Concernant la question du sport en SSD, inquiétante compte tenu des reculs et des désengagements de l’Etat : pour exemples, la disparition de la DDJS, des CREPS, baisse des crédits aux associations, baisse du nombre d’enseignants sportifs … En tant que Vice président aux sports, je ne peux que me satisfaire des avancées obtenues par les élus de mon groupe par rapport à la première maquette budgétaire qui a été proposée par l’administration, qui prévoyait des baisses de près de 80 % pour les investissements dans les équipements sportifs avec lesquelles j’étais  évidemment, en désaccord.

 

Je suis particulièrement satisfait du fait que l’on ait pris l’engagement d’intégrer au budget des sports et loisirs pour l’investissement les 16 projets d’équipements communaux déposés en 2010 qui ont été gelés et qui seront délibérés en 2011 et je suis certain que les communes concernées le seront aussi…

 

Notre aide aux communes en la matière ne doit pas être sacrifiée et doit être maintenue car il en va de la pratique sportive dans notre département et de la pérennité de toutes les actions mises en place qui ont naturellement besoin d’équipements pour exister.
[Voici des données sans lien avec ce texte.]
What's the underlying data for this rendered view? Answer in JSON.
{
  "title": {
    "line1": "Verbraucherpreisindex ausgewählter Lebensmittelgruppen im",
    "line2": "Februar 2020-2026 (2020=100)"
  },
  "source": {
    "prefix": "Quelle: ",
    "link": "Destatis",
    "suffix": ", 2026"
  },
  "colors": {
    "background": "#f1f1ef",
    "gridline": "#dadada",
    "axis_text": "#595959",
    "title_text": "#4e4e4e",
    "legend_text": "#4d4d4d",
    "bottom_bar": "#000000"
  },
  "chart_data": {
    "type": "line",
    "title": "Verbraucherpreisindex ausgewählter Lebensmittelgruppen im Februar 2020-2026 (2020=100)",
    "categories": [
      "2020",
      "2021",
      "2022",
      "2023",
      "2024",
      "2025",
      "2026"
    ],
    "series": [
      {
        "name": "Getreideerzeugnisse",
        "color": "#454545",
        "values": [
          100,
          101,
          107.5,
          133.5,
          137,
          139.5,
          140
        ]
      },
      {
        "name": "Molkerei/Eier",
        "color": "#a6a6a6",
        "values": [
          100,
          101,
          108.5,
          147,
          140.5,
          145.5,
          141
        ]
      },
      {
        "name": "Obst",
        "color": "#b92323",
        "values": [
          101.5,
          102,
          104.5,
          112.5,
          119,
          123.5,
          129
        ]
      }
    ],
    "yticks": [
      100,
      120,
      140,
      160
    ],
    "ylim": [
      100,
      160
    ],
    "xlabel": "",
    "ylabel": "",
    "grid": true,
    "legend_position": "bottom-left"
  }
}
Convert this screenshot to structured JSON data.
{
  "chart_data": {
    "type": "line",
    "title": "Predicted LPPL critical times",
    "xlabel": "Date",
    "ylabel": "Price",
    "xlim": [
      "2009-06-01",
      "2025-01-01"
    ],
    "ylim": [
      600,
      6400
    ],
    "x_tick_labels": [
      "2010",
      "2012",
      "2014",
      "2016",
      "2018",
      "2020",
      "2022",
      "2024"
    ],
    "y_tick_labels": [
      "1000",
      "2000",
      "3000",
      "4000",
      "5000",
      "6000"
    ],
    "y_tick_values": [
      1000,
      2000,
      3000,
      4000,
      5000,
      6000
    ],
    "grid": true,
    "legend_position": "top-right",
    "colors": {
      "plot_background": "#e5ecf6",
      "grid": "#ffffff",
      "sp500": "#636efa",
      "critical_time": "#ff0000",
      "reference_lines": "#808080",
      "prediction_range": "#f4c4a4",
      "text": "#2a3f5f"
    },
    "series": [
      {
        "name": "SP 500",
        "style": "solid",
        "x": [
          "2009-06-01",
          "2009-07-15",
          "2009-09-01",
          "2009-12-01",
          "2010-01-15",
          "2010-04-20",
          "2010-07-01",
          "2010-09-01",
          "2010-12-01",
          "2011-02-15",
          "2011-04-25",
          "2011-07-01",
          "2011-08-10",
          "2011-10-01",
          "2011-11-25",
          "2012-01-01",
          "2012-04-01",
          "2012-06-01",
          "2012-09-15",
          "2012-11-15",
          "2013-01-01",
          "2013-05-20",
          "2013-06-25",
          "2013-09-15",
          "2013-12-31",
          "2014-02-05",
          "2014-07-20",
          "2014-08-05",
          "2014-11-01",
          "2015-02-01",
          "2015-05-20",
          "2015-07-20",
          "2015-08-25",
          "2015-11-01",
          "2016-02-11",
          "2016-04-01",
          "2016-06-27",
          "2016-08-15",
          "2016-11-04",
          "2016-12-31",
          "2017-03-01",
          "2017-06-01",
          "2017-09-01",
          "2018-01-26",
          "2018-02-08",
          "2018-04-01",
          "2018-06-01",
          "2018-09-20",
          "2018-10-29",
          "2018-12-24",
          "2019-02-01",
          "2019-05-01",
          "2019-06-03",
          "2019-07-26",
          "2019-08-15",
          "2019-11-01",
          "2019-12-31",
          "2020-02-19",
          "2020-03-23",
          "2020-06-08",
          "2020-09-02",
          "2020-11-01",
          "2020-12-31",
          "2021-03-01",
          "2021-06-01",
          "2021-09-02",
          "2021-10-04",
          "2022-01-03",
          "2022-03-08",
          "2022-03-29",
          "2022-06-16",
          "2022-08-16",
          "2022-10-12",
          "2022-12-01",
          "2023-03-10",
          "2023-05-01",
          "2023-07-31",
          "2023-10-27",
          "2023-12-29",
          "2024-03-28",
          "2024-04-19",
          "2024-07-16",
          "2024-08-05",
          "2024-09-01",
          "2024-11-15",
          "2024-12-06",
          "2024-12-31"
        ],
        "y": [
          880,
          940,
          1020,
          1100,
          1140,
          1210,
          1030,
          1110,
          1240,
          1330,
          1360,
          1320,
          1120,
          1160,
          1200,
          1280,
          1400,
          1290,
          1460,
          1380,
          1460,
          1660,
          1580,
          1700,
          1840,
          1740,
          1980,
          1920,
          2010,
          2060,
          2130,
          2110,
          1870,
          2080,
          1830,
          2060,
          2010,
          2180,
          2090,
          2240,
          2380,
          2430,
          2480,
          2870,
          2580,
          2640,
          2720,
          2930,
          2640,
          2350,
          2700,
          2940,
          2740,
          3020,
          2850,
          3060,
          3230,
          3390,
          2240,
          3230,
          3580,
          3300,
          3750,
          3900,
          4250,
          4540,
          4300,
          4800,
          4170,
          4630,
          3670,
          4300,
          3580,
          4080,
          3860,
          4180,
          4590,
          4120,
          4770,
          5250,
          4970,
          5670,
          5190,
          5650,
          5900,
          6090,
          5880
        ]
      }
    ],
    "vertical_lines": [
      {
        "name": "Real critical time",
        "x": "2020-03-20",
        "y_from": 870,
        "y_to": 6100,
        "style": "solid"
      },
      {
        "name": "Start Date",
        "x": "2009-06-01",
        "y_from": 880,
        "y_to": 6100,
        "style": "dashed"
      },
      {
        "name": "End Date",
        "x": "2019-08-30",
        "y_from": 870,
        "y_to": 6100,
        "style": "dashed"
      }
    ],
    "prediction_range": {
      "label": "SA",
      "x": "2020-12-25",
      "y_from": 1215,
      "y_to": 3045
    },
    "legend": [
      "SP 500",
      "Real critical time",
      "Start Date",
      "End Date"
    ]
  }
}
Aussi, maintenir notre participation à l’investissement pour la réhabilitation des équipements communaux est une nécessité, une excellente nouvelle pour les habitants, les sportifs et la pratique sportive dans notre département qui en a grand besoin.

 

Les équipements sportifs dans notre département et ce ne sont pas les élus locaux que vous êtes qui me démentiront, ont un réel besoin d’être développés et réhabilités car vieillissants, pour certains, à la limite de la fermeture au public.

 

La SSD manque cruellement d’équipements sportifs et ceux qu’elle possède sont anciens et vétustes et ne répondent pas aux enjeux du sport pour tous.

 

Par ailleurs, cette avancée intervient au moment où l’Etat décide d’un plan d’urgence pour les équipements sportifs en Seine-Saint-Denis, dont nous pouvons tout de même nous féliciter.

 

Ce plan de rattrapage décidé par l’Etat, certes, avec ses limités et ses arrières pensées électoralistes, devrait permettre de débloquer 19.4 millions d’euros pour la réalisation sur 5 ans de 74 projets représentant un investissement de 69 millions.

 

Alors que l’Etat abandonne le terrain des services publics et de la proximité, ce plan mérite notre attention et notre engagement auprès des autres partenaires. Et je me réjouis que notre collectivité décide de s’engager à hauteur de 2,5 millions dans ce plan, lesquels, au regard des règles en vigueur d’attributions des aides départementales à l’investissement correspondent bien aux 12.5 millions d’euros répartis sur 5 ans pour les projets éligibles.

 

Participer à ce plan exceptionnel est aussi la meilleure démonstration de la nécessité des financements croisés en matière d’investissement, particulièrement dans cette compétence partagée.

 

Pour ma part, avec mon groupe, je continuerai à me battre, aux côtés des partenaires, pour que le sport reste un axe fort de la politique départementale, et qu’elle reste innovante et volontaire.

 

Même si je pense qu’il faut, en permanence, interroger ce que nous faisons… C’est le cas par exemple dans le travail important mené dans le cadre du schéma de cohérence des équipements sportifs. Pour autant, je reste persuadé qu’il existe des actions et des démarches que nous ne devons pas risquer à fragiliser sous peine d’observer un grave recul dans nos politiques publiques et valider la casse programmée initiée par le gouvernent actuel.

 

En effet, dans notre département, le dynamisme et la richesse des actions éducatives et sportives est précieuse et joue un rôle essentiel  pour les habitants. Je pense par exemple aux temps forts que sont l’intégrathlon, ( qui se déroule en ce moment et que j’ai eu le plaisir de visiter hier), les jeux des collèges, les courses départementales de caisses à savon, le triballan, les trophées des bahuts …

 

Car nous le savons, les principales victimes de cette casse programmée, sont et seront encore plus, les jeunes de nos villes En particulier, dans un département où la jeunesse représente un atout principal et une richesse considérable pour l’avenir.